Em discurso no Bundestag, o Parlamento alemão, Merz demonstrou irritação. Afirmou que a “capacidade de ação da UE” será medida pelos 26 anos de negociação inconclusa. “Aqueles que estão fazendo isso ainda não compreendem adequadamente as prioridades que estamos estabelecendo agora”, declarou, em clara referência aos opositores do acordo.
Brasília também vê com preocupação o movimento francês. O presidente Luiz Inácio Lula da Silva trabalhou com afinco para fechar o acordo histórico e, nesta quarta, ameaçou não assinar o documento se a conclusão do acordo for adiada pelos europeus.
Segundo o site Politico, citando diplomatas como fontes, Lula e Meloni se falaram por telefone nesta semana, e o diálogo não teria sido amistoso.
A primeira-ministra também se equilibra entre o papel internacional e a política doméstica. O acordo de livre comércio, que criaria um mercado de 722 milhões de consumidores, interessa à indústria italiana, motor da recuperação fiscal que empreende no país, e a seu mais evidente aliado político sul-americano, o presidente argentino, Javier Milei.
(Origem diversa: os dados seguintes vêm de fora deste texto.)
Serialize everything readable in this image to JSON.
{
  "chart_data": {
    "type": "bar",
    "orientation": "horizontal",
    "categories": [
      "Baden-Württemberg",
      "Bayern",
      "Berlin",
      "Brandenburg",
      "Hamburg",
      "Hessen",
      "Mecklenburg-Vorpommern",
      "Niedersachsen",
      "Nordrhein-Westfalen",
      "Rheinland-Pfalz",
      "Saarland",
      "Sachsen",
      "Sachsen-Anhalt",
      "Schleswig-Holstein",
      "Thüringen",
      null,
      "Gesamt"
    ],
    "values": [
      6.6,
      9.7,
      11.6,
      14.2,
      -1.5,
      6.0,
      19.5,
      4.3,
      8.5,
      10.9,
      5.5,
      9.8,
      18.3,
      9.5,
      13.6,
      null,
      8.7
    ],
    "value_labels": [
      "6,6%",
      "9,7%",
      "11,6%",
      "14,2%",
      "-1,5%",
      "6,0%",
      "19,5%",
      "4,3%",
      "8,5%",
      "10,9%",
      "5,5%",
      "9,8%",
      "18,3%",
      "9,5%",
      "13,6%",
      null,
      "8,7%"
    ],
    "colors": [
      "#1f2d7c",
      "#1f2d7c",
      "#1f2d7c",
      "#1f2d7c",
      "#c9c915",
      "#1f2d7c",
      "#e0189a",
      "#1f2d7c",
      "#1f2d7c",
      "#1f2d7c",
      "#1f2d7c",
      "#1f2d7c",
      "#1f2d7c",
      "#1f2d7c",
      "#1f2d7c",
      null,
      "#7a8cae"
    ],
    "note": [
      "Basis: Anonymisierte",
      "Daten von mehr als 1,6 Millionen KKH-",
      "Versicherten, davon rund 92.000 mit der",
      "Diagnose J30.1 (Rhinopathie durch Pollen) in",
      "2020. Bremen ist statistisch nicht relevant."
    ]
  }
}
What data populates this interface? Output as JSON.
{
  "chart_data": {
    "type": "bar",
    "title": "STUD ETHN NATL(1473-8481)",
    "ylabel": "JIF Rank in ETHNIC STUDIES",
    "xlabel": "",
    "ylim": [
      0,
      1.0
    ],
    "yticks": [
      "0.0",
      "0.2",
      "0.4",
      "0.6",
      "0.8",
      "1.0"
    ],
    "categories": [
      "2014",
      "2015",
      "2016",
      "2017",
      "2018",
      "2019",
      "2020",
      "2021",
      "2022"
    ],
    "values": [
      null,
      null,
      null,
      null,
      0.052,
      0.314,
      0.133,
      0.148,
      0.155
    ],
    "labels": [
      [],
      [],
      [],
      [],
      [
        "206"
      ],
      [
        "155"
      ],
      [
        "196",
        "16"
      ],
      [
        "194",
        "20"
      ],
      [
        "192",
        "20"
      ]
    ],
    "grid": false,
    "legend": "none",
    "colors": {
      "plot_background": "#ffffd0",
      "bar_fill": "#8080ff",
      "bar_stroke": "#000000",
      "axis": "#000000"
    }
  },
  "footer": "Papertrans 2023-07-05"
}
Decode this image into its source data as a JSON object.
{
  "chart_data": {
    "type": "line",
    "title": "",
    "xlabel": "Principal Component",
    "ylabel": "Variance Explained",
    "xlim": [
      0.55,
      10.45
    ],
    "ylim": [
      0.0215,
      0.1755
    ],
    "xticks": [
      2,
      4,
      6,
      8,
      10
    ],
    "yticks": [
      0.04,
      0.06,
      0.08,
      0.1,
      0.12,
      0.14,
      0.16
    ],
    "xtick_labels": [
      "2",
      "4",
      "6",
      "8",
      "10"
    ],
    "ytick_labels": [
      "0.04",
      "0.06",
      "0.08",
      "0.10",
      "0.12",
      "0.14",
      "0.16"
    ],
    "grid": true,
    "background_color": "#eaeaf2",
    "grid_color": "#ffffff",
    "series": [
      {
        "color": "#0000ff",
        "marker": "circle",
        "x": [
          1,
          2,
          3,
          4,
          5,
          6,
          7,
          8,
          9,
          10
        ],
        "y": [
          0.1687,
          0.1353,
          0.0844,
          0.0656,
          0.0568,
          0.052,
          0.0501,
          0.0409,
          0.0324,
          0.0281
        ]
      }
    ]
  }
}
Meloni também é pressionada pelos colegas europeus a se posicionar favoravelmente ao uso de ativos russos congelados no sistema bancário europeu como lastro para um fundo de reconstrução da Ucrânia. Uma decisão sobre o assunto deve ocorrer até sexta (19).
Haverá ainda outros trâmites. Para facilitar a aprovação, houve uma divisão: o acordo foi comercial foi separado do político. Como as questões de comércio exterior são de competência da União Europeia, não haveria a necessidade de aprovação por cada um dos Estados membros. Será suficiente, então, a aprovação pelo Parlamento Europeu. Do lado do Mercosul, será necessária a aprovação dos integrantes -no Brasil, o processo envolve o Executivo e o Congresso.